Pro tip: Adopt synchronous communication, which depends on companies giving employees access to modern tools. Not only do asynchronous interactions improve sense of belonging, but also, because all project assets and communications are in one place, managers can see where projects stand at a glance, while avoiding unproductive weekly status meetings. 

Attendance tracking or leadership? 

Perhaps the biggest question to ask regarding middle management is how do we expect them to lead? Are they there to take attendance, and be human routers of information on projects? Are they supposed to empower teams based on purpose? Or, are you expecting them to do both?

No wonder they’re stressed! And no wonder they need some practical help. 

Tactical tips to improve the lives of middle managers and their teams

Here are some specific ways to help middle managers—and improve the working lives of their teams.

Build support networks

Some of the teams we work with at Slack have started hosting regular networking and group problem-solving sessions for managers. They bring groups together by function to compare problems they’re facing, and share examples of what they’re trying. This builds new ideas and creates connections and support systems across managers. These bonds are critical, particularly when they’re not able to grab a quick hallway conversation and instead need to reach out for help. 

Pro tip: Consider mixing up groups by function, hierarchy, and geography so people are problem-solving with new ideas and fresh perspectives.  

Provide very tactical, practical advice. Get prescriptive and detailed in examples of how middle managers can solve specific problems, and which tools are likely to help them most. 

  1. Status tracking. Provide examples of how to track status. Don’t be shy about giving advice about what tools to use (Asana, Jira, Trello, spreadsheets), when to set deadline deadlines, and where to communicate status (Slack channels, email aliases). 
  2. Prioritization. More than ever, individual contributors need to understand priorities, and managers need to know when people are overloaded. Help managers build strong regular habits: weekly 1:1s to review priorities and commitments and make it safer for individuals to say “no,” rather than waiting until they collapse.
  3. Escalations. Escalation sounds like a bad word, but great companies normalize it. It’s natural in cross-discipline work for conflicts of priority or understanding to arise. Reinforce escalations to resolve issues quickly as a standard practice, and celebrate escalations.
  4. Transparent communication. Communicate priorities, project status, and decisions made in as public a channel as possible in order to drive alignment, reduce stress, and build trust.
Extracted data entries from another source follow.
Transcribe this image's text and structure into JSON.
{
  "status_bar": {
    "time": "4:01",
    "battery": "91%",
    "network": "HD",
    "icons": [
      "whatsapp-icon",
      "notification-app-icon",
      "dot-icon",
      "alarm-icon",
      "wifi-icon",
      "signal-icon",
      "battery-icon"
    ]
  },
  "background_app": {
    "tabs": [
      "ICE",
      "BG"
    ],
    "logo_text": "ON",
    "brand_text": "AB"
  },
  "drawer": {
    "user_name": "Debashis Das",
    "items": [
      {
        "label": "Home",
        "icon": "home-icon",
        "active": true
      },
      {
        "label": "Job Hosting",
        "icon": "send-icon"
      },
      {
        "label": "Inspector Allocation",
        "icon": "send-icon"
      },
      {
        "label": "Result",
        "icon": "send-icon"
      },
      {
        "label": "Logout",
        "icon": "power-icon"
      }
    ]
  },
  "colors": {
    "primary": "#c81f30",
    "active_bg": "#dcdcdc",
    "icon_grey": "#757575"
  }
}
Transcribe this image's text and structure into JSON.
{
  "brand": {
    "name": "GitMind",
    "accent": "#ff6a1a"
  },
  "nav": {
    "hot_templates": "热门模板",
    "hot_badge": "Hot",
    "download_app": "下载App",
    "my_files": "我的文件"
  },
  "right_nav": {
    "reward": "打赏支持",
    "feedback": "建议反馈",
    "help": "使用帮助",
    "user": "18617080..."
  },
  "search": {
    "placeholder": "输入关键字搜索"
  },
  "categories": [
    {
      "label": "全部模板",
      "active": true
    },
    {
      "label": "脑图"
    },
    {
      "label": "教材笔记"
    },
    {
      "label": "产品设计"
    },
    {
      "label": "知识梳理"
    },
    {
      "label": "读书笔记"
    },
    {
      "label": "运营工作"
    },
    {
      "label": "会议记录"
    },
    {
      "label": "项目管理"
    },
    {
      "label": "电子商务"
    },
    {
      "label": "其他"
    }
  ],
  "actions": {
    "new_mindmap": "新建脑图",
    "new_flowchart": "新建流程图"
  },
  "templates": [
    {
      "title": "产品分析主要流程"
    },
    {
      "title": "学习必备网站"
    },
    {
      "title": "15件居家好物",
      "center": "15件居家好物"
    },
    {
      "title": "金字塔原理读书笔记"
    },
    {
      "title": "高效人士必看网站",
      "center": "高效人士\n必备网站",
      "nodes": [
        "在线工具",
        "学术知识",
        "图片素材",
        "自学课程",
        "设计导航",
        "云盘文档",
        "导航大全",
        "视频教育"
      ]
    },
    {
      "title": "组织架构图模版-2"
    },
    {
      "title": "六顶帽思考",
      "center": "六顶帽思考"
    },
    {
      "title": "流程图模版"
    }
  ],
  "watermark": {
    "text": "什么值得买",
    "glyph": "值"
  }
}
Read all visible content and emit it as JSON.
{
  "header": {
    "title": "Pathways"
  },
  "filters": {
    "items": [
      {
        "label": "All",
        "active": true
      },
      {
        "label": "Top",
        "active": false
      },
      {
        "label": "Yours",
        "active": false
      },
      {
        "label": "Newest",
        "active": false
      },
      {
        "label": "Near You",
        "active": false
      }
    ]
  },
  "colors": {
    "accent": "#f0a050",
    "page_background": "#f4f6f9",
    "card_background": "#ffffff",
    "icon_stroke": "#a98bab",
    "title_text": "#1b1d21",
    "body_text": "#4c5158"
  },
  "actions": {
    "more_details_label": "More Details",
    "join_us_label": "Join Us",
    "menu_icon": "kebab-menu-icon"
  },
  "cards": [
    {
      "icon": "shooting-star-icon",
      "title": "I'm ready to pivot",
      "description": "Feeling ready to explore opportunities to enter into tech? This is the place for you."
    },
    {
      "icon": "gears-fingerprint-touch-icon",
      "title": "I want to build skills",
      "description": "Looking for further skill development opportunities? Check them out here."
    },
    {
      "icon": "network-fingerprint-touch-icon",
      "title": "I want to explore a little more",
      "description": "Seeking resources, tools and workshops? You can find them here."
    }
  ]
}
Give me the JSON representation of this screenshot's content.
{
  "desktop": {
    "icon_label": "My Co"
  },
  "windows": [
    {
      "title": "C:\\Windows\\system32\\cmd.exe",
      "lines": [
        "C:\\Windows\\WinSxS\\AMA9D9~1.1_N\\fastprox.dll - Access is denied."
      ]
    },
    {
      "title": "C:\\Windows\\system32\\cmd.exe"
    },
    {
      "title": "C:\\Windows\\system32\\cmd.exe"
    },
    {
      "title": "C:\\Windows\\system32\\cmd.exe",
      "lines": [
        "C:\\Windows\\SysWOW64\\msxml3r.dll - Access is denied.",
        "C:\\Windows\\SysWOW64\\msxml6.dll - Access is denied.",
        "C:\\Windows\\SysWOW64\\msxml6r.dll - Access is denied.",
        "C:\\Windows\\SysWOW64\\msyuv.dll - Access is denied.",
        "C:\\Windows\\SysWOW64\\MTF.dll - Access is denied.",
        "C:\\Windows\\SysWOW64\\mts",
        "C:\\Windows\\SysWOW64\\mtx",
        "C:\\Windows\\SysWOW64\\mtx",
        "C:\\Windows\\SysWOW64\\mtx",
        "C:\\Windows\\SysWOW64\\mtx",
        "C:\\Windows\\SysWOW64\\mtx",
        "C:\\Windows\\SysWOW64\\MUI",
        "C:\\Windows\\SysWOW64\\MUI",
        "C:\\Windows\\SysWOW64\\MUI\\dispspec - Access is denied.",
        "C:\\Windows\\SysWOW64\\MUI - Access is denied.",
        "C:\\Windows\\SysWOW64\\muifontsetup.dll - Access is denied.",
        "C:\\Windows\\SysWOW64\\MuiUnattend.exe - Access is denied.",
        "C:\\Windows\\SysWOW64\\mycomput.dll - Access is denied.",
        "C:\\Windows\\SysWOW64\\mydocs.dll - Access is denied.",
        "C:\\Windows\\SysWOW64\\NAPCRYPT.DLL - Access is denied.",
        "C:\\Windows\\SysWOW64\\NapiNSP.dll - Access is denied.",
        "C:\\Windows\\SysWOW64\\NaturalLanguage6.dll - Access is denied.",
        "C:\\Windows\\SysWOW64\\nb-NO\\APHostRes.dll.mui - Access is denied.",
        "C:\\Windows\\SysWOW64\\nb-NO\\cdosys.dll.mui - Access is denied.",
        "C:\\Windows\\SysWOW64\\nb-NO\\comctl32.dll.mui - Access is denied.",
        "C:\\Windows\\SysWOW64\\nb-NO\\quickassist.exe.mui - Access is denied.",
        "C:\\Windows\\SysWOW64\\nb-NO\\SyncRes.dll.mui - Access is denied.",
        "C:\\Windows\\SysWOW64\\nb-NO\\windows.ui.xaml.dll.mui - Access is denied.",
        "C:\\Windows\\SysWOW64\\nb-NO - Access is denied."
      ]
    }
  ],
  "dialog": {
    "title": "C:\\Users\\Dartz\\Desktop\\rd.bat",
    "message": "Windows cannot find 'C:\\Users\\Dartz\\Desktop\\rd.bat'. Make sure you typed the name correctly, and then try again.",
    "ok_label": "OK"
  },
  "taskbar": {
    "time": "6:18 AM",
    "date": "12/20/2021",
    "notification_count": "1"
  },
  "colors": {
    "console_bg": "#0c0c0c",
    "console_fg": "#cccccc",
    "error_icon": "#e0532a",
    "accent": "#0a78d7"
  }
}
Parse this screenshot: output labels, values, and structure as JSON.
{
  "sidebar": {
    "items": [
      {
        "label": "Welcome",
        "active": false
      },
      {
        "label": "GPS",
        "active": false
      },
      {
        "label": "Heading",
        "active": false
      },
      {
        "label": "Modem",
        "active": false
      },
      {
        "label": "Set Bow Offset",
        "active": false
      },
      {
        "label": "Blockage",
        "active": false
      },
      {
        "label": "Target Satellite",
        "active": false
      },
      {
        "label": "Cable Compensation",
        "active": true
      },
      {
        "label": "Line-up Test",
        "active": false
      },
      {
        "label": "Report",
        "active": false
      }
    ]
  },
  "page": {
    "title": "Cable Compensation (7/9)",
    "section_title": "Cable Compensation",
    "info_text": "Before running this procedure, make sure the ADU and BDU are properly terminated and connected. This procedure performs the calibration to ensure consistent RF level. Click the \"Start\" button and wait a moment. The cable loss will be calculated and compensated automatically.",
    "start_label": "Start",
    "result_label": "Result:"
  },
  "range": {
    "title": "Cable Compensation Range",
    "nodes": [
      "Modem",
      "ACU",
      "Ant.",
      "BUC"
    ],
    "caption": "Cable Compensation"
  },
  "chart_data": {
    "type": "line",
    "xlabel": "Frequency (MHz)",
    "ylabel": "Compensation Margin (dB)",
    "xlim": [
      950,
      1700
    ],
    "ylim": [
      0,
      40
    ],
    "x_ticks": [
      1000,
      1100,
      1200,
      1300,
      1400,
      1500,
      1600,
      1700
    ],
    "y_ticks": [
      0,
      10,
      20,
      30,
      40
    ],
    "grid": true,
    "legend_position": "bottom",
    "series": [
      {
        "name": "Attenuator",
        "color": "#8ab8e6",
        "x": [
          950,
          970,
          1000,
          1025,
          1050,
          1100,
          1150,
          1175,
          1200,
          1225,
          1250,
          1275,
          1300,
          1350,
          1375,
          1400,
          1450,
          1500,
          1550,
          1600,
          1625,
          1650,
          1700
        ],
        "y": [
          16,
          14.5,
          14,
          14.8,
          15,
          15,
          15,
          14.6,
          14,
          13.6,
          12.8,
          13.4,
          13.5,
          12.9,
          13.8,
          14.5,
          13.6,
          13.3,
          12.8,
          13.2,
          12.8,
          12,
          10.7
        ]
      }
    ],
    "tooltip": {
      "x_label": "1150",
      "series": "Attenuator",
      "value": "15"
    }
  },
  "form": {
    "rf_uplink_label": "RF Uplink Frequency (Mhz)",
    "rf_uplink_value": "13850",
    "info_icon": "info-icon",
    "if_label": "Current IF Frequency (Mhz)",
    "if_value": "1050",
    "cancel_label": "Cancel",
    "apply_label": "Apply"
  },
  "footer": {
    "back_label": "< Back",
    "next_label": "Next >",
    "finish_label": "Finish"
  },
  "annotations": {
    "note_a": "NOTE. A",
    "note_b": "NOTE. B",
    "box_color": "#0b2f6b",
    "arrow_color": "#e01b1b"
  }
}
Pro tip: Set a weekly cadence for weekly updates on status and priorities; for example, updates in your project tracker of choice by Monday noon, 24 hours to raise concerns within the team, and published priorities by Tuesday noon in a Slack channel or group email alias.

Invest more in them, at the right stage

Too often, early-stage managers are taking the role because it’s the only way forward on the career path. Sometimes, their first priority is not to manage people. This results in middle managers leading 2, 3 or—worse yet—1 person, and more middle managers than you can effectively train. 

Career aspirations, particularly at earlier stages, can be balanced with expert tracks that reward individual contributors who bring value through their work. When people are free to choose between expert and management tracks, experts are happier in their roles and more training and support can be focused on those who want to lead through management. 

Pick one area, and start this week

There are many more ways to help resolve the challenges that middle managers face, but start by picking one or two of the ideas above and try it this week. Set up a manager forum to build their networks. Roll out clear guidelines for tracking project status.

Don’t be afraid to experiment, whether that means trying a networking event, testing new tactics, or empathy training for middle managers. Keep trying until you find what’s working, and amplify the success of those experiments — and those managers!

Do everything you can to support them, and reduce their stress and burnout so they can become the leaders they want to be.